Unfortunately, those same tools aren’t effective or meaningful without first doing the less-attractive but essential groundwork of clarifying a project’s strategic goals and effectively scoping the work.
In 2023, d.school members Thomas Both and Nadia Roumani embarked on a project to develop Scopey, an AI-generated tool to make that early groundwork more approachable and generative, and to support leaders and practitioners who are looking to use design to make greater impacts. Scopey helps guide users to figure out where design might be most useful by first creating a space for exploration for teams to gain a better understanding of their community’s needs and their project’s goals, then helping them scope the work to suit their needs.
In their ten years of running the Designing for Social Systems program and working with complex organizations facing pressing problems and multiple stakeholders—
particularly social sector leaders in philanthropy, nonprofits, and government agencies—Thomas and Nadia have met with hundreds of people who aim to have a positive impact on others’ lives. They have uncovered many recurring stumbling blocks:
• One team member has a vision for where the project should go, but the rest of the team is not yet aligned with that vision.
- A team is working on very different assumptions about user behaviors.
- Team members’ thinking differs significantly regarding their audiences and stakeholders.

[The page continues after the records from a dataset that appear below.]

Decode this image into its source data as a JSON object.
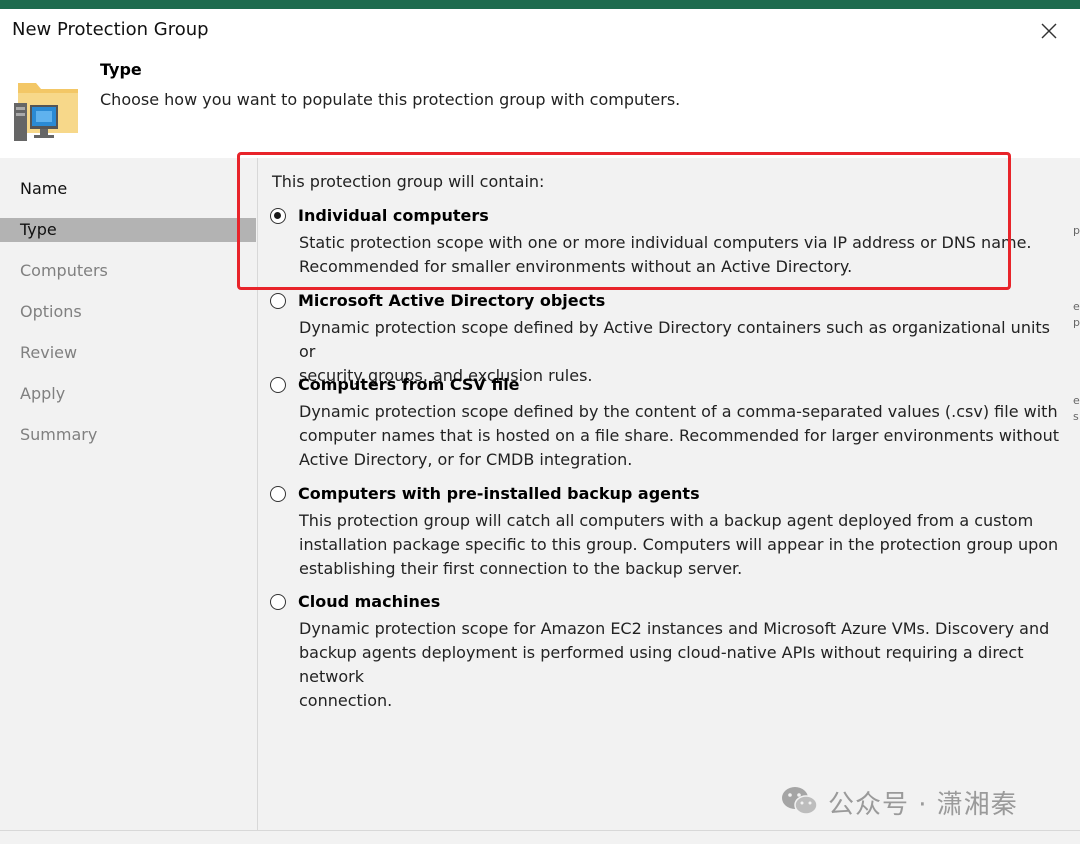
{
  "window": {
    "title": "New Protection Group"
  },
  "header": {
    "title": "Type",
    "subtitle": "Choose how you want to populate this protection group with computers."
  },
  "steps": [
    {
      "label": "Name",
      "state": "done"
    },
    {
      "label": "Type",
      "state": "active"
    },
    {
      "label": "Computers",
      "state": "pending"
    },
    {
      "label": "Options",
      "state": "pending"
    },
    {
      "label": "Review",
      "state": "pending"
    },
    {
      "label": "Apply",
      "state": "pending"
    },
    {
      "label": "Summary",
      "state": "pending"
    }
  ],
  "content": {
    "intro": "This protection group will contain:",
    "options": [
      {
        "label": "Individual computers",
        "checked": true,
        "lines": [
          "Static protection scope with one or more individual computers via IP address or DNS name.",
          "Recommended for smaller environments without an Active Directory."
        ]
      },
      {
        "label": "Microsoft Active Directory objects",
        "checked": false,
        "lines": [
          "Dynamic protection scope defined by Active Directory containers such as organizational units or",
          "security groups, and exclusion rules."
        ]
      },
      {
        "label": "Computers from CSV file",
        "checked": false,
        "lines": [
          "Dynamic protection scope defined by the content of a comma-separated values (.csv) file with",
          "computer names that is hosted on a file share. Recommended for larger environments without",
          "Active Directory, or for CMDB integration."
        ]
      },
      {
        "label": "Computers with pre-installed backup agents",
        "checked": false,
        "lines": [
          "This protection group will catch all computers with a backup agent deployed from a custom",
          "installation package specific to this group.  Computers will appear in the protection group upon",
          "establishing their first connection to the backup server."
        ]
      },
      {
        "label": "Cloud machines",
        "checked": false,
        "lines": [
          "Dynamic protection scope for Amazon EC2 instances and Microsoft Azure VMs. Discovery and",
          "backup agents deployment is performed using cloud-native APIs without requiring a direct network",
          "connection."
        ]
      }
    ]
  },
  "watermark": {
    "text": "公众号 · 潇湘秦"
  },
  "icons": {
    "close": "close-icon",
    "header": "folder-computer-icon",
    "watermark": "wechat-icon"
  },
  "colors": {
    "highlight": "#e8242a",
    "top_strip": "#1e6b4e",
    "active_step_bg": "#b3b3b3",
    "panel_bg": "#f2f2f2"
  }
}
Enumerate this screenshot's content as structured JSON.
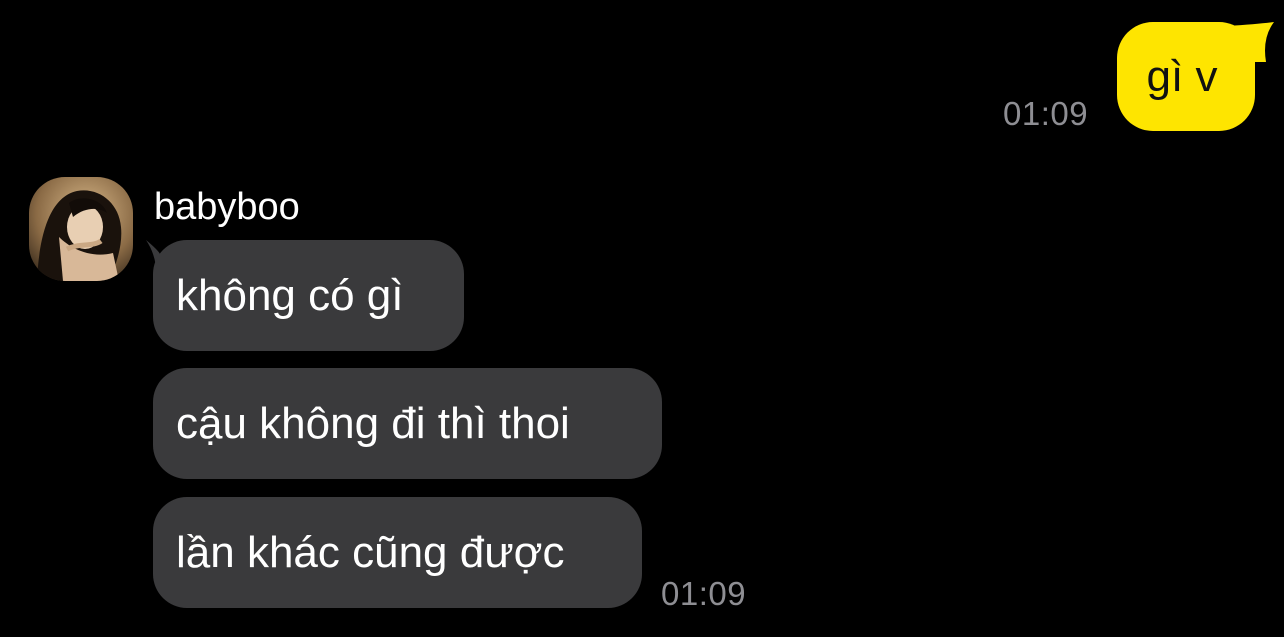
{
  "colors": {
    "background": "#000000",
    "sent_bubble": "#fee500",
    "received_bubble": "#3a3a3c",
    "timestamp": "#8e8e93"
  },
  "sent_message": {
    "text": "gì v",
    "time": "01:09"
  },
  "received_group": {
    "sender_name": "babyboo",
    "avatar_icon": "profile-photo",
    "messages": [
      {
        "text": "không có gì"
      },
      {
        "text": "cậu không đi thì thoi"
      },
      {
        "text": "lần khác cũng được"
      }
    ],
    "time": "01:09"
  }
}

- A team member, or some team members, already have a strong feeling about what the right solution is and they are pushing their team to conform to their idea.

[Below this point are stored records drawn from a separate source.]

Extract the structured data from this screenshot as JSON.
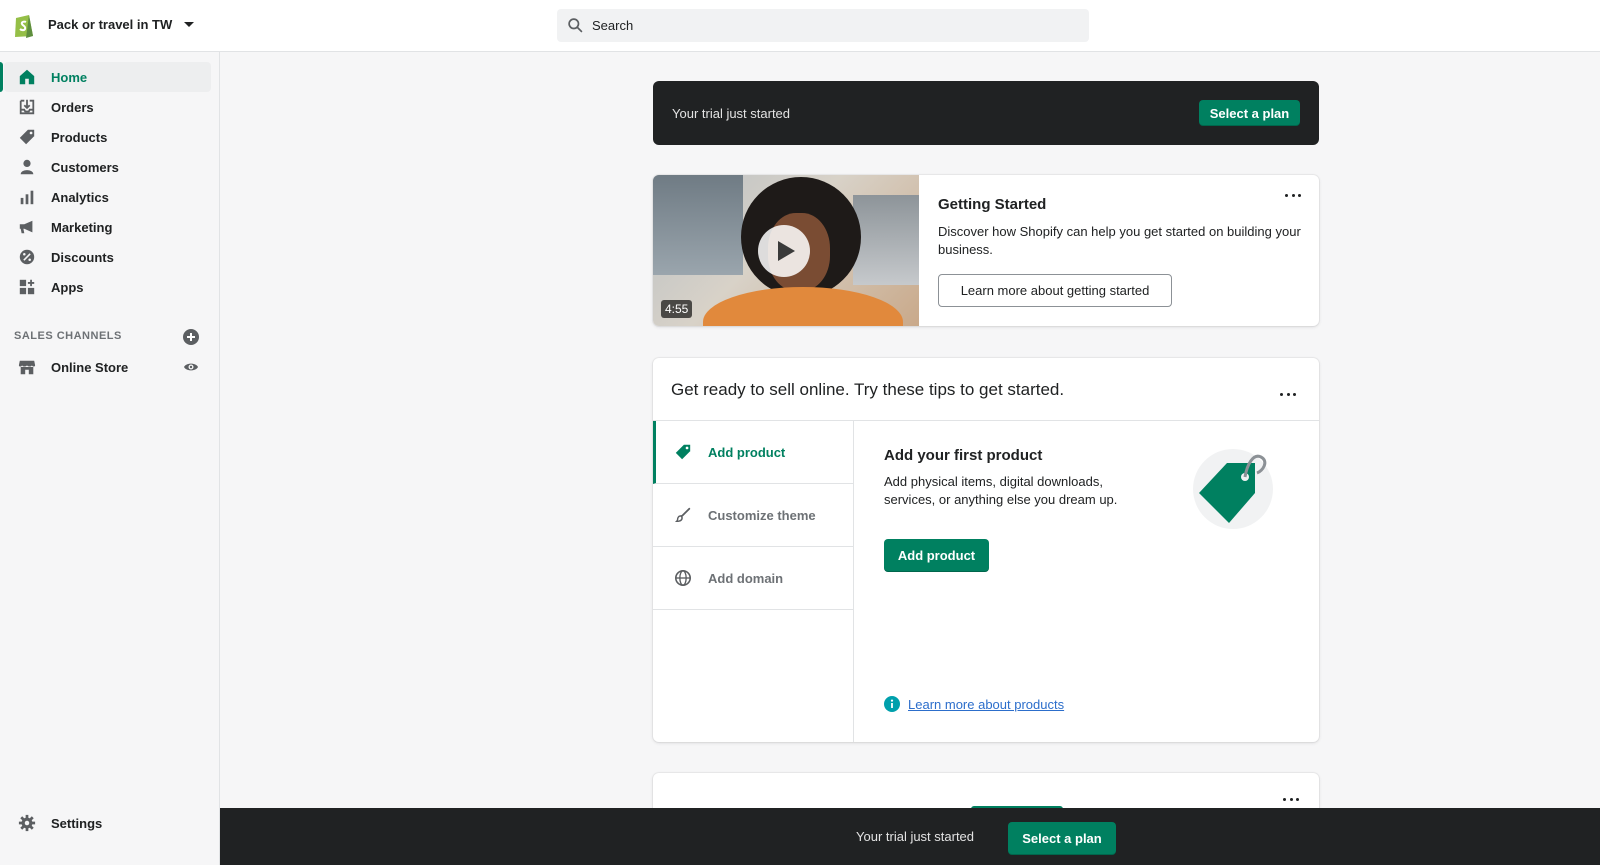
{
  "store": {
    "name": "Pack or travel in TW"
  },
  "search": {
    "placeholder": "Search"
  },
  "sidebar": {
    "items": [
      {
        "label": "Home",
        "icon": "home-icon",
        "active": true
      },
      {
        "label": "Orders",
        "icon": "orders-icon"
      },
      {
        "label": "Products",
        "icon": "tag-icon"
      },
      {
        "label": "Customers",
        "icon": "person-icon"
      },
      {
        "label": "Analytics",
        "icon": "bar-chart-icon"
      },
      {
        "label": "Marketing",
        "icon": "megaphone-icon"
      },
      {
        "label": "Discounts",
        "icon": "discount-icon"
      },
      {
        "label": "Apps",
        "icon": "apps-icon"
      }
    ],
    "sales_channels_title": "SALES CHANNELS",
    "channels": [
      {
        "label": "Online Store",
        "icon": "store-icon"
      }
    ],
    "settings_label": "Settings"
  },
  "trial_banner": {
    "text": "Your trial just started",
    "button": "Select a plan"
  },
  "video_card": {
    "duration": "4:55",
    "title": "Getting Started",
    "description": "Discover how Shopify can help you get started on building your business.",
    "button": "Learn more about getting started"
  },
  "tips_card": {
    "heading": "Get ready to sell online. Try these tips to get started.",
    "tabs": [
      {
        "label": "Add product",
        "icon": "tag-icon",
        "active": true
      },
      {
        "label": "Customize theme",
        "icon": "brush-icon"
      },
      {
        "label": "Add domain",
        "icon": "globe-icon"
      }
    ],
    "panel": {
      "title": "Add your first product",
      "description": "Add physical items, digital downloads, services, or anything else you dream up.",
      "button": "Add product",
      "link": "Learn more about products"
    }
  },
  "bottom_bar": {
    "text": "Your trial just started",
    "button": "Select a plan"
  },
  "colors": {
    "accent": "#008060",
    "dark": "#202223",
    "link": "#2c6ecb",
    "sidebar_bg": "#f6f6f7"
  }
}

- Teams have hopes for scaling a project globally but have not started by thinking about where they might practically begin or how different communities, regions, and countries might hold very different needs or react very differently to the proposed concepts.
This lack of clarity means that much of their time is spent helping teams better understand their project goals rather than actually addressing the problems they are trying to solve. Teams needed more support in the groundwork that leads to good design: generative conversations to explore, better understand, and articulate the community they’re working for or with; the needs they’re addressing; and their underlying goals.

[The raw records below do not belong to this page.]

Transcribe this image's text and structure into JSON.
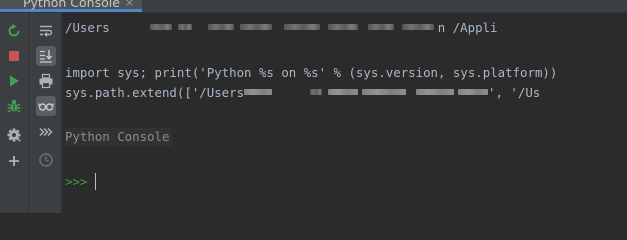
{
  "tab": {
    "title": "Python Console",
    "close_glyph": "×"
  },
  "left_toolbar": [
    {
      "name": "rerun-icon",
      "color": "#499c54"
    },
    {
      "name": "stop-icon",
      "color": "#c75450"
    },
    {
      "name": "run-icon",
      "color": "#499c54"
    },
    {
      "name": "debug-icon",
      "color": "#499c54"
    },
    {
      "name": "settings-icon",
      "color": "#afb1b3"
    },
    {
      "name": "add-icon",
      "color": "#afb1b3"
    }
  ],
  "right_toolbar": [
    {
      "name": "soft-wrap-icon"
    },
    {
      "name": "scroll-to-end-icon",
      "selected": true
    },
    {
      "name": "print-icon"
    },
    {
      "name": "show-variables-icon",
      "selected": true
    },
    {
      "name": "execute-history-icon"
    },
    {
      "name": "history-icon"
    }
  ],
  "console": {
    "line1_start": "/Users",
    "line1_end": "n /Appli",
    "line2": "import sys; print('Python %s on %s' % (sys.version, sys.platform))",
    "line3_start": "sys.path.extend(['/Users",
    "line3_end": "', '/Us",
    "banner": "Python Console",
    "prompt": ">>>"
  }
}
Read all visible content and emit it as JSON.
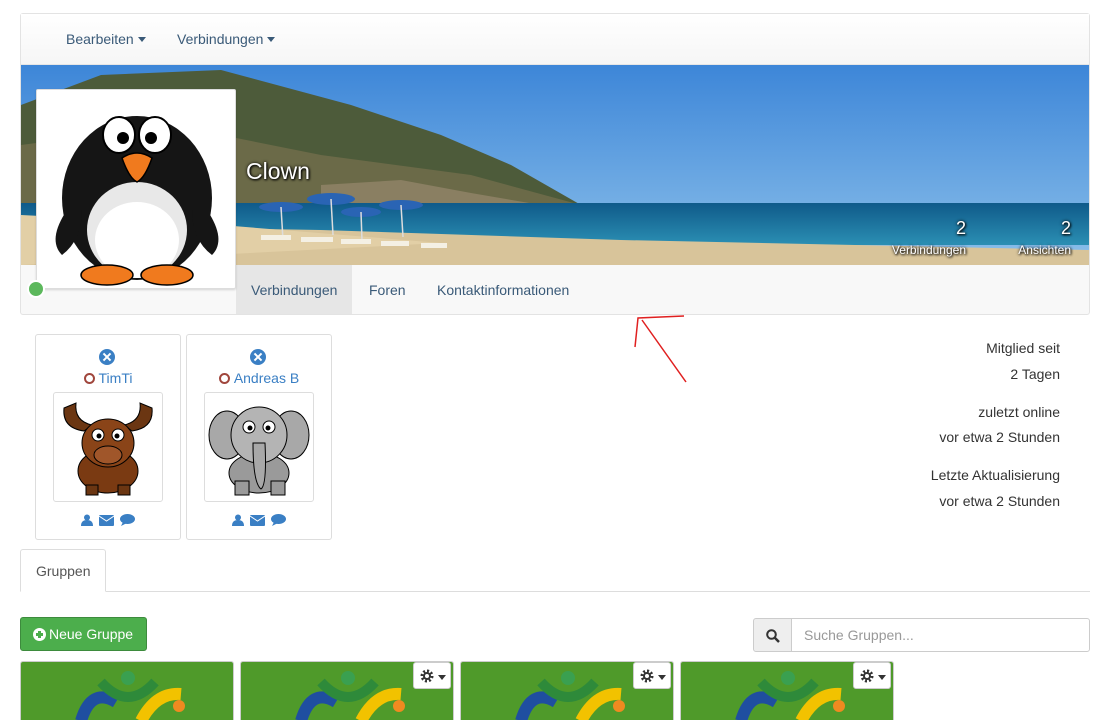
{
  "topmenu": {
    "edit_label": "Bearbeiten",
    "connections_label": "Verbindungen"
  },
  "profile": {
    "name": "Clown",
    "stats": [
      {
        "value": "2",
        "label": "Verbindungen"
      },
      {
        "value": "2",
        "label": "Ansichten"
      }
    ],
    "online_status_color": "#5cb85c"
  },
  "profile_tabs": [
    "Verbindungen",
    "Foren",
    "Kontaktinformationen"
  ],
  "connections": [
    {
      "name": "TimTi",
      "avatar": "moose"
    },
    {
      "name": "Andreas B",
      "avatar": "elephant"
    }
  ],
  "meta": {
    "member_since_label": "Mitglied seit",
    "member_since_value": "2 Tagen",
    "last_online_label": "zuletzt online",
    "last_online_value": "vor etwa 2 Stunden",
    "last_update_label": "Letzte Aktualisierung",
    "last_update_value": "vor etwa 2 Stunden"
  },
  "groups_tab": "Gruppen",
  "new_group_label": "Neue Gruppe",
  "search": {
    "placeholder": "Suche Gruppen..."
  },
  "colors": {
    "accent": "#3a7fc4",
    "success": "#4cae4c",
    "annotation": "#e02020"
  }
}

Nadia and Thomas began to wonder, How might we guide teams to be able to more quickly and efficiently clarify and align around their strategic goals? How might our coaches guide teams to more quickly identify where design can be incorporated and leveraged for greater clarity and impact?
This led them to create Scopey, in partnership with developers at Enchatted, to help leaders and practitioners scope and refine how they approach human-centered design projects. Scopey helps you clarify your strategy and scope your design project.
Scopey is built from the existing d.school Scoping Guide. The bot walks teams through the same kinds of conversations that come up in our live workshops—built upon clarifying questions that help teams to name and narrow the work they are doing.

Scopey starts by asking five questions:
1. The Problem. What issue do you want to address? Who does itimpact and why?
2. The Change. What change do you want to create and for whom?
3. The Stakeholders. For which group of people are you designing?
4. The Place. Where are you focusing?
5. The Goal. What key questions are you trying to answer about human experiences, behaviors, motivations, or beliefs or what assumptions are you trying to test?
Scopey then engages the user in a generative conversation, asking clarifying questions as a way to help them get clarification on their goals. Scopey can then help the user determine which design tools will be best for them given their context, questions, and goals.
Unlike most AI tools, which are designed to offer answers, this tool is specifically designed to ask clarifying questions—both about the project and about the design work. What’s also different about Scopey is that it doesn’t capture and use the data it’s being fed—it’s built solely on the d.school’s own materials.
While in-person conversation will always be Thomas and Nadia’s preferred method of teaching and coaching, Scopey is invaluable as an on-demand resource that can be an excellent introduction to the kind of human-centered design work we teach at the d.school. The team is currently exploring ways to share the resource with a broader audience.